Abstract

Understanding the role of time-varying pollution mixtures on human health is critical as people are simultaneously exposed to multiple pollutants during their lives. For vulnerable subpopulations who have well-defined exposure periods (e.g., pregnant women), questions regarding critical windows of exposure to these mixtures are important for mitigating harm. We extend critical window variable selection (CWVS) to the multipollutant setting by introducing CWVS for mixtures (CWVSmix), a hierarchical Bayesian method that combines smoothed variable selection and temporally correlated weight parameters to: (i) identify critical windows of exposure to mixtures of time-varying pollutants, (ii) estimate the time-varying relative importance of each individual pollutant and their first order interactions within the mixture, and (iii) quantify the impact of the mixtures on health. Through simulation we show that CWVSmix offers the best balance of performance in each of these categories in comparison to competing methods.
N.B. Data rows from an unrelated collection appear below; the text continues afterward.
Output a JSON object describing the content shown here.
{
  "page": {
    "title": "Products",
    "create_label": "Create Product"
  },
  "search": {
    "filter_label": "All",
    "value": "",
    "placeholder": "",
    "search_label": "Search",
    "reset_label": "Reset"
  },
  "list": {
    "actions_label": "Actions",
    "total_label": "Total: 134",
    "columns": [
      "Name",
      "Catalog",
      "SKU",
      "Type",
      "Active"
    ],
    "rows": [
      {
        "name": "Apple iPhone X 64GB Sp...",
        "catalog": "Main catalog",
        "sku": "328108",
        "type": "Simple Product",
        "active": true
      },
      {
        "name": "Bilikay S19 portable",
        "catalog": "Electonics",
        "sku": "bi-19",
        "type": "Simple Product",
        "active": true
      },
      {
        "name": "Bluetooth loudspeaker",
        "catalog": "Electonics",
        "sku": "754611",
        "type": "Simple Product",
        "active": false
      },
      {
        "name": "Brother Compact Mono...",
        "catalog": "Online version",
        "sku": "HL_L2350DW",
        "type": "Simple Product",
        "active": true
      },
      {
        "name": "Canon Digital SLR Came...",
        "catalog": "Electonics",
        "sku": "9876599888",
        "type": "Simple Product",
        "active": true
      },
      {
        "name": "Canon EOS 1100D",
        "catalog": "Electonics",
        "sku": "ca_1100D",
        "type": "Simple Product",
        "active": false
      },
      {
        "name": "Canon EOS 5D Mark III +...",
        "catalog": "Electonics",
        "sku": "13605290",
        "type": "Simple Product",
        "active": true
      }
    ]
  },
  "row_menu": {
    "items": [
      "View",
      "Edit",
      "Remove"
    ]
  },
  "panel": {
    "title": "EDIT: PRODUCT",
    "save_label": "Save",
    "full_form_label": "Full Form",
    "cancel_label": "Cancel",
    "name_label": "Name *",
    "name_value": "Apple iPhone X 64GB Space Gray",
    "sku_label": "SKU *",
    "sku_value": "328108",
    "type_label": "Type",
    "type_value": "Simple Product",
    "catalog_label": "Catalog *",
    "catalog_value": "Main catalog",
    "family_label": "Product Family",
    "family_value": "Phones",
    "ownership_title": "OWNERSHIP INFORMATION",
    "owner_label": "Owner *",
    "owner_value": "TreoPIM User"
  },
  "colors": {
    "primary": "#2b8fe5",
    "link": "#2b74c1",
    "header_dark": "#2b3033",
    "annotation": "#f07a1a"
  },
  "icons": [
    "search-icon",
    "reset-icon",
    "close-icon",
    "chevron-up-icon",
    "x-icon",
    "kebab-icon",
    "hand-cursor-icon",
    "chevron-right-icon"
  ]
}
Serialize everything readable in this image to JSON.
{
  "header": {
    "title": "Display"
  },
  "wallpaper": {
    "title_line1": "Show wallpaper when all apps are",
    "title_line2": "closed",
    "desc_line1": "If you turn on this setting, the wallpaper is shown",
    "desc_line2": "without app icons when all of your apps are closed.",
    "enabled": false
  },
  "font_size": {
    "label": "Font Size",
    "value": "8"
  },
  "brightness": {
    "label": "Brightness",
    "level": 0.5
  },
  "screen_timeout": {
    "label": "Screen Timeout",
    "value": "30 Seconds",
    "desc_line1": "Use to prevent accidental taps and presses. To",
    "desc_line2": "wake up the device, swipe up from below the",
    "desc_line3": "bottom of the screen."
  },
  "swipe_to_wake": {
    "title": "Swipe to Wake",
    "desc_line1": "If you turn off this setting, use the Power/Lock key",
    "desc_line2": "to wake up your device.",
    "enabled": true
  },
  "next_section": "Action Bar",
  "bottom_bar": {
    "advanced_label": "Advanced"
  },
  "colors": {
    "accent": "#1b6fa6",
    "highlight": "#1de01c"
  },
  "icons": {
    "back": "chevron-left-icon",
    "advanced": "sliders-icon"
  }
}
Using these approaches, we investigate the impact of exposure to multiple ambient air pollutants on the risk of stillbirth in New Jersey, 2005-2014. We find consistent elevated risk in gestational weeks 2, 16-17, and 20 for non-Hispanic Black mothers, with pollution mixtures dominated by ammonium (weeks 2, 17, 20), nitrate (weeks 2, 17), nitrogen oxides (weeks 2, 16), PM2.5 (week 2), and sulfate (week 20). The method is available in the R package CWVSmix.